La “mente debole” apparteneva a un cittadino di origini germaniche, bavaresi. Un socialista, forse, in quello stato del Wisconsin dove il socialismo era tanto forte da meritare, fra i compagni italiani, l’appellativo di “Emilia americana”? Così suggerirono le prime insinuazioni anti-socialiste. O non piuttosto un cattolico apostolico romano assai zelante, come suggerirono invece le prime insinuazioni anti-cattoliche? Un forsennato, un pazzo? Un pazzo con le allucinazioni! Ecco, un bettoliere benestante di New York che aveva seguito Roosevelt per settimane perché si sentiva chiamato a ucciderlo! 

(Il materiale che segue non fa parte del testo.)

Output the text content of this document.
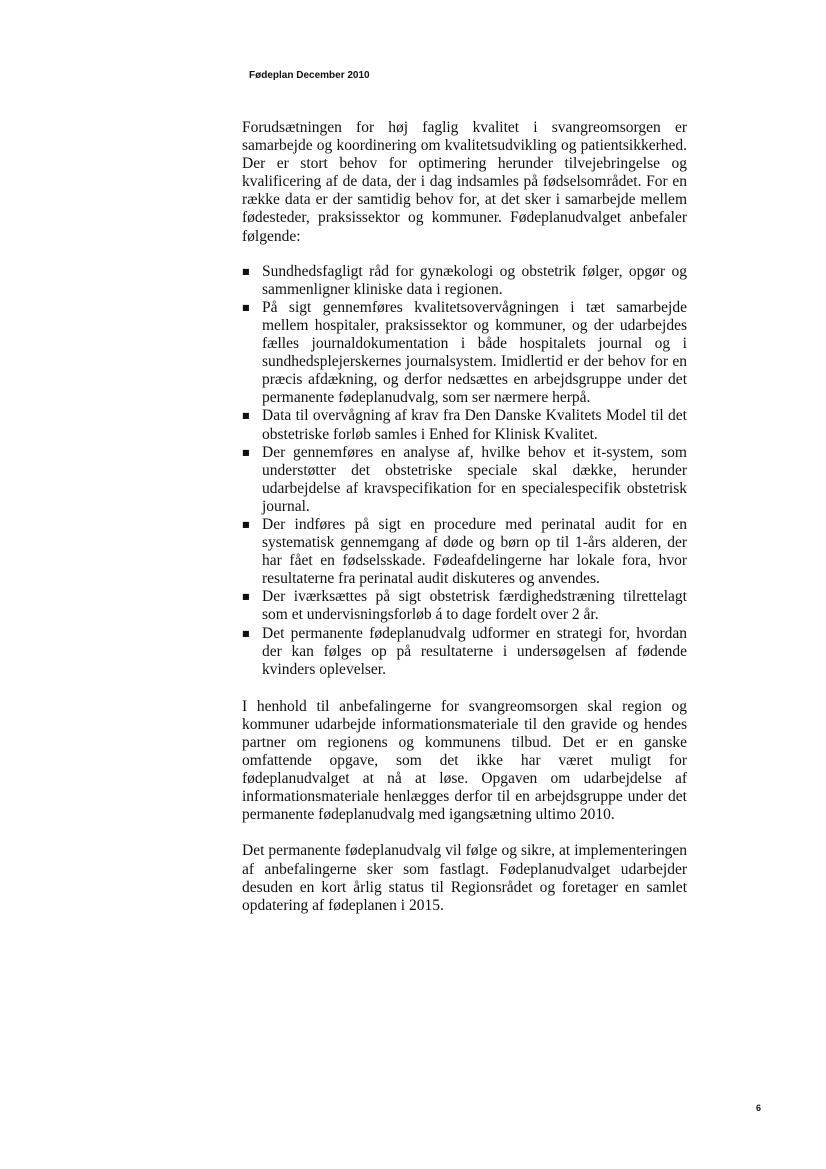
Fødeplan December 2010

Forudsætningen for høj faglig kvalitet i svangreomsorgen er samarbejde og koordinering om kvalitetsudvikling og patientsikkerhed. Der er stort behov for optimering herunder tilvejebringelse og kvalificering af de data, der i dag indsamles på fødselsområdet. For en række data er der samtidig behov for, at det sker i samarbejde mellem fødesteder, praksissektor og kommuner. Fødeplanudvalget anbefaler følgende:

■ Sundhedsfagligt råd for gynækologi og obstetrik følger, opgør og sammenligner kliniske data i regionen.
■ På sigt gennemføres kvalitetsovervågningen i tæt samarbejde mellem hospitaler, praksissektor og kommuner, og der udarbejdes fælles journaldokumentation i både hospitalets journal og i sundhedsplejerskernes journalsystem. Imidlertid er der behov for en præcis afdækning, og derfor nedsættes en arbejdsgruppe under det permanente fødeplanudvalg, som ser nærmere herpå.
■ Data til overvågning af krav fra Den Danske Kvalitets Model til det obstetriske forløb samles i Enhed for Klinisk Kvalitet.
■ Der gennemføres en analyse af, hvilke behov et it-system, som understøtter det obstetriske speciale skal dække, herunder udarbejdelse af kravspecifikation for en specialespecifik obstetrisk journal.
■ Der indføres på sigt en procedure med perinatal audit for en systematisk gennemgang af døde og børn op til 1-års alderen, der har fået en fødselsskade. Fødeafdelingerne har lokale fora, hvor resultaterne fra perinatal audit diskuteres og anvendes.
■ Der iværksættes på sigt obstetrisk færdighedstræning tilrettelagt som et undervisningsforløb á to dage fordelt over 2 år.
■ Det permanente fødeplanudvalg udformer en strategi for, hvordan der kan følges op på resultaterne i undersøgelsen af fødende kvinders oplevelser.

I henhold til anbefalingerne for svangreomsorgen skal region og kommuner udarbejde informationsmateriale til den gravide og hendes partner om regionens og kommunens tilbud. Det er en ganske omfattende opgave, som det ikke har været muligt for fødeplanudvalget at nå at løse. Opgaven om udarbejdelse af informationsmateriale henlægges derfor til en arbejdsgruppe under det permanente fødeplanudvalg med igangsætning ultimo 2010.

Det permanente fødeplanudvalg vil følge og sikre, at implementeringen af anbefalingerne sker som fastlagt. Fødeplanudvalget udarbejder desuden en kort årlig status til Regionsrådet og foretager en samlet opdatering af fødeplanen i 2015.

6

Era stato il presidente McKinley ad apparirgli in sogno e a ordinargli: 

“Roosevelt è il mio assassino! Vendicate la mia morte!”

Una vendetta fredda, un complotto concepito in Cielo o nel Grande Aldilà. Che sono i luoghi dove sono concepiti i complotti che amiamo di più, quelli che fanno della storia qualcosa di elementare, di trasparente e insieme misterioso, un soddisfacente romanzo d’appendice.

P.S. Teddy Roosevelt portò in petto la pallottola per il resto della vita, era più pericoloso toglierla che lasciarla lì dove si era fermata. John Schrank fu chiarato malato di mente e passò il resto della sua vita in un ospedale psichiatrico. Secondo quanto riferito dai custodi, fu lieto che Roosevelt non riuscisse a farsi rieleggere. E quando nel 1932 fu eletto Franklin D. Roosevelt, di Teddy lontano parente, disse che, se fosse stato libero, avrebbe in qualche modo interferito.